Productivity is Calvinism's Pet Idol

This conversation is possibly the single most important one to be having as humans, but we aren't having it. The only time this comes up is in the small hours of the morning, when you can't sleep and you stare at the ceiling asking yourself questions, like, What am I doing? What does it matter? Am I wasting my time? You want to know that you're work means something, not necessarily that your work is taking over the world, breaking records, or setting trends, but that it is meaningful. But sin has perverted your value system so that, to you, meaning is those things. So to do meaningful work, you have to be changing the world.

The only response, other than suicide, is to pony-up and grind harder. You wake up earlier, put in more hours, start new projects, add a pin to the 12 you're already juggling.
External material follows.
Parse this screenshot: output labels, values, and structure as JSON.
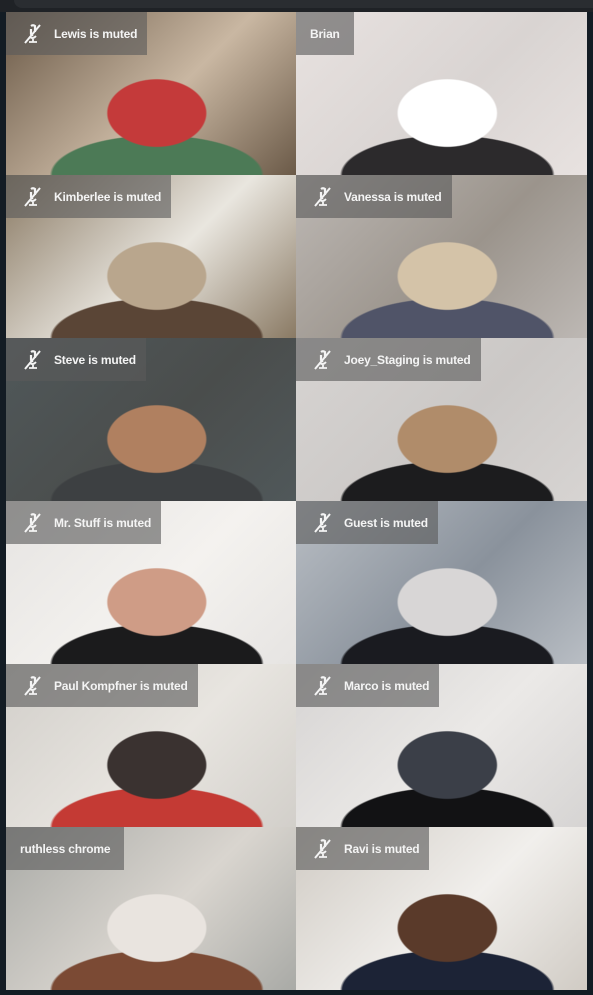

You chase meaning down like Nimrod overtaking a gazelle, and you experience the thrill of the kill...for a little while at least, until the next time you neurotically wake up in the middle of the night. The alternative, which is the path of most small-time Americans, is to commit intellectual or existential suicide. You (like your retired great Uncle Ned) unplug from the game--you admit defeat. You just put your face in your hands and tell yourself over and over how much you matter to the seemingly indifferent world until, finally, you start to believe it.
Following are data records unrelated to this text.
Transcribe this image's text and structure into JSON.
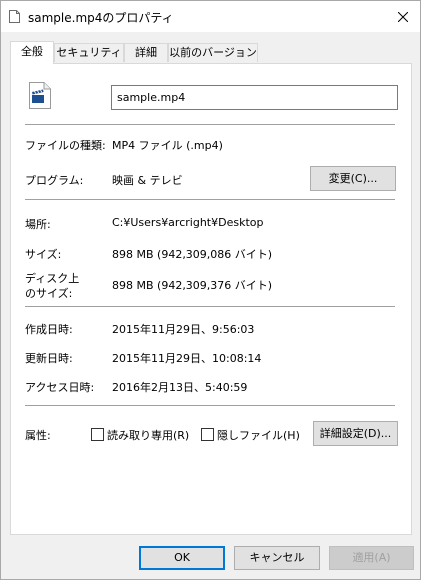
{
  "window": {
    "title": "sample.mp4のプロパティ",
    "close_glyph": "✕"
  },
  "tabs": [
    {
      "label": "全般",
      "active": true
    },
    {
      "label": "セキュリティ",
      "active": false
    },
    {
      "label": "詳細",
      "active": false
    },
    {
      "label": "以前のバージョン",
      "active": false
    }
  ],
  "general": {
    "filename": "sample.mp4",
    "file_type_label": "ファイルの種類:",
    "file_type_value": "MP4 ファイル (.mp4)",
    "program_label": "プログラム:",
    "program_value": "映画 & テレビ",
    "change_button": "変更(C)...",
    "location_label": "場所:",
    "location_value": "C:¥Users¥arcright¥Desktop",
    "size_label": "サイズ:",
    "size_value": "898 MB (942,309,086 バイト)",
    "disk_size_label_1": "ディスク上",
    "disk_size_label_2": "のサイズ:",
    "disk_size_value": "898 MB (942,309,376 バイト)",
    "created_label": "作成日時:",
    "created_value": "2015年11月29日、9:56:03",
    "modified_label": "更新日時:",
    "modified_value": "2015年11月29日、10:08:14",
    "accessed_label": "アクセス日時:",
    "accessed_value": "2016年2月13日、5:40:59",
    "attributes_label": "属性:",
    "readonly_label": "読み取り専用(R)",
    "readonly_checked": false,
    "hidden_label": "隠しファイル(H)",
    "hidden_checked": false,
    "advanced_button": "詳細設定(D)..."
  },
  "footer": {
    "ok": "OK",
    "cancel": "キャンセル",
    "apply": "適用(A)"
  },
  "colors": {
    "accent": "#0078d7",
    "file_icon": "#1e4f91"
  }
}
And because of sin, I am absolutely convinced that every single human being falls somewhere on that scale between Nimrod and Uncle Ned. Both are perversions, but one is the more popular in our Evangelical subculture. Can you guess which one?

We've bought into this great American ideal of a man who is supposed to bite off more than he can chew, otherwise he's not trying hard enough. Pain is weakness leaving the body, etc. This is a fairly modern phenomenon culturally and historically, and it's found fertile ground in the new Calvinism which defines our Gospel Coalition-ish, Young, Restless, and Reformed-ish circles. We in Reformeddom have latched onto this "crazy busy" mentality because it scratches our itch (that itch being The Puritan Work Ethic, the Judeo-Christian Work Ethic, the Protestant Work Ethic, et. al.).
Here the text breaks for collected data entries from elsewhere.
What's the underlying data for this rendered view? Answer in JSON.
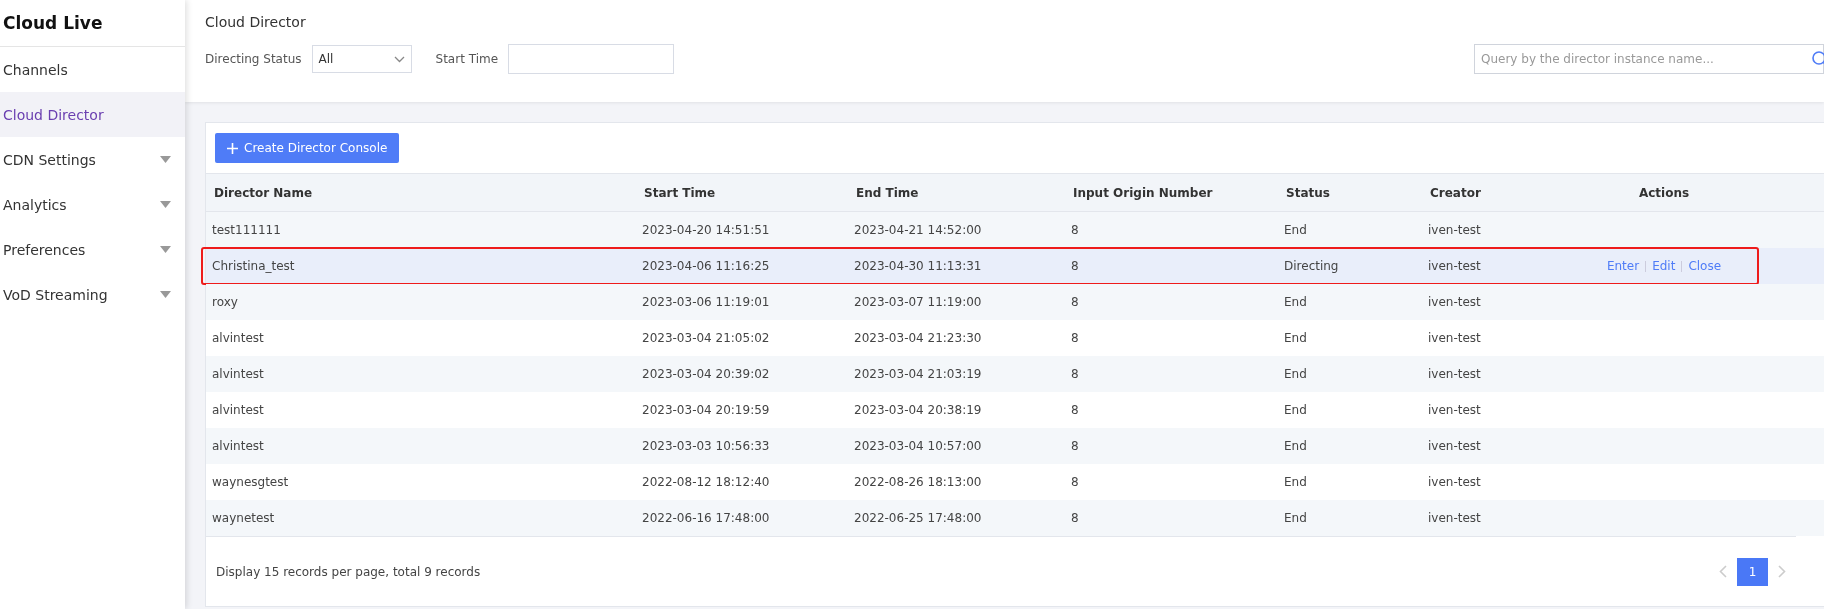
{
  "sidebar": {
    "title": "Cloud Live",
    "items": [
      {
        "label": "Channels",
        "kind": "link",
        "selected": false
      },
      {
        "label": "Cloud Director",
        "kind": "link",
        "selected": true
      },
      {
        "label": "CDN Settings",
        "kind": "group",
        "selected": false,
        "expanded": false
      },
      {
        "label": "Analytics",
        "kind": "group",
        "selected": false,
        "expanded": false
      },
      {
        "label": "Preferences",
        "kind": "group",
        "selected": false,
        "expanded": false
      },
      {
        "label": "VoD Streaming",
        "kind": "group",
        "selected": false,
        "expanded": false
      }
    ]
  },
  "header": {
    "title": "Cloud Director",
    "filters": [
      {
        "label": "Directing Status",
        "kind": "select",
        "value": "All"
      },
      {
        "label": "Start Time",
        "kind": "input"
      }
    ],
    "search": {
      "placeholder": "Query by the director instance name..."
    }
  },
  "create_button": {
    "label": "Create Director Console"
  },
  "table": {
    "columns": [
      "Director Name",
      "Start Time",
      "End Time",
      "Input Origin Number",
      "Status",
      "Creator",
      "Actions"
    ],
    "rows": [
      {
        "cells": [
          "test111111",
          "2023-04-20 14:51:51",
          "2023-04-21 14:52:00",
          "8",
          "End",
          "iven-test"
        ],
        "actions": [],
        "highlighted": false
      },
      {
        "cells": [
          "Christina_test",
          "2023-04-06 11:16:25",
          "2023-04-30 11:13:31",
          "8",
          "Directing",
          "iven-test"
        ],
        "actions": [
          "Enter",
          "Edit",
          "Close"
        ],
        "highlighted": true
      },
      {
        "cells": [
          "roxy",
          "2023-03-06 11:19:01",
          "2023-03-07 11:19:00",
          "8",
          "End",
          "iven-test"
        ],
        "actions": [],
        "highlighted": false
      },
      {
        "cells": [
          "alvintest",
          "2023-03-04 21:05:02",
          "2023-03-04 21:23:30",
          "8",
          "End",
          "iven-test"
        ],
        "actions": [],
        "highlighted": false
      },
      {
        "cells": [
          "alvintest",
          "2023-03-04 20:39:02",
          "2023-03-04 21:03:19",
          "8",
          "End",
          "iven-test"
        ],
        "actions": [],
        "highlighted": false
      },
      {
        "cells": [
          "alvintest",
          "2023-03-04 20:19:59",
          "2023-03-04 20:38:19",
          "8",
          "End",
          "iven-test"
        ],
        "actions": [],
        "highlighted": false
      },
      {
        "cells": [
          "alvintest",
          "2023-03-03 10:56:33",
          "2023-03-04 10:57:00",
          "8",
          "End",
          "iven-test"
        ],
        "actions": [],
        "highlighted": false
      },
      {
        "cells": [
          "waynesgtest",
          "2022-08-12 18:12:40",
          "2022-08-26 18:13:00",
          "8",
          "End",
          "iven-test"
        ],
        "actions": [],
        "highlighted": false
      },
      {
        "cells": [
          "waynetest",
          "2022-06-16 17:48:00",
          "2022-06-25 17:48:00",
          "8",
          "End",
          "iven-test"
        ],
        "actions": [],
        "highlighted": false
      }
    ]
  },
  "footer": {
    "summary": "Display 15 records per page, total 9 records",
    "pages": [
      {
        "label": "1",
        "selected": true
      }
    ]
  }
}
But we're confusing work ethic with dopamine.

With our bodies we serve the master of Work Ethic but with our minds we serve the seductively cruel master of Dopamine. When we get things done, we get a huge hit of endorphins and dopamine which give our bodies the feeling of pleasure--the same feeling we get with any pleasure, like junk food, drugs, porn, etc. And the thing about this reward circuitry is that it's highly addictive. Which all has very sad implications on the Young, Restless and Reformed and the Work Ethic they are supposedly serving. What if underneath the vigor to do ministry and be sanctified and get things done is this addiction to the feeling we get when we get things done? What if our passion and efforts to serve God are really about us and the way it makes us feel?

We literally point and jeer at Biblical Israel for going whoring to other gods made of stone, but we get downright offended when anyone suggests we've done the same with our addiction to productivity and achievement.

Freedom to Be Productive

What God showed me in those depressing months was the truth: that I found my identity in my busyness, my power to get things done and my passion for life. When life came to a standstill, I had nothing left. But through God's Word and Tim Keller's great little book The Freedom of Self-Forgetfulness, God taught me experientially both what it means to receive my identity from Christ and what it means to serve God the way God designed (i.e., for Him and His mission not for me and my Dopamine). Yes, I still had to detox from my addiction, which took a while, but now, when I have bad days and weeks where I can't really do much, when I wake up neurotically in the middle of the night with another midnight crisis, I rest in God. I rest in the Truth. I rest knowing that my life has meaning whether I feel like it does or not. And I rest knowing that I don't have to get up and work extra hard tomorrow in order to gain back my self-respect and self-esteem. I'm finally free from the addiction, and I couldn't be more thankful.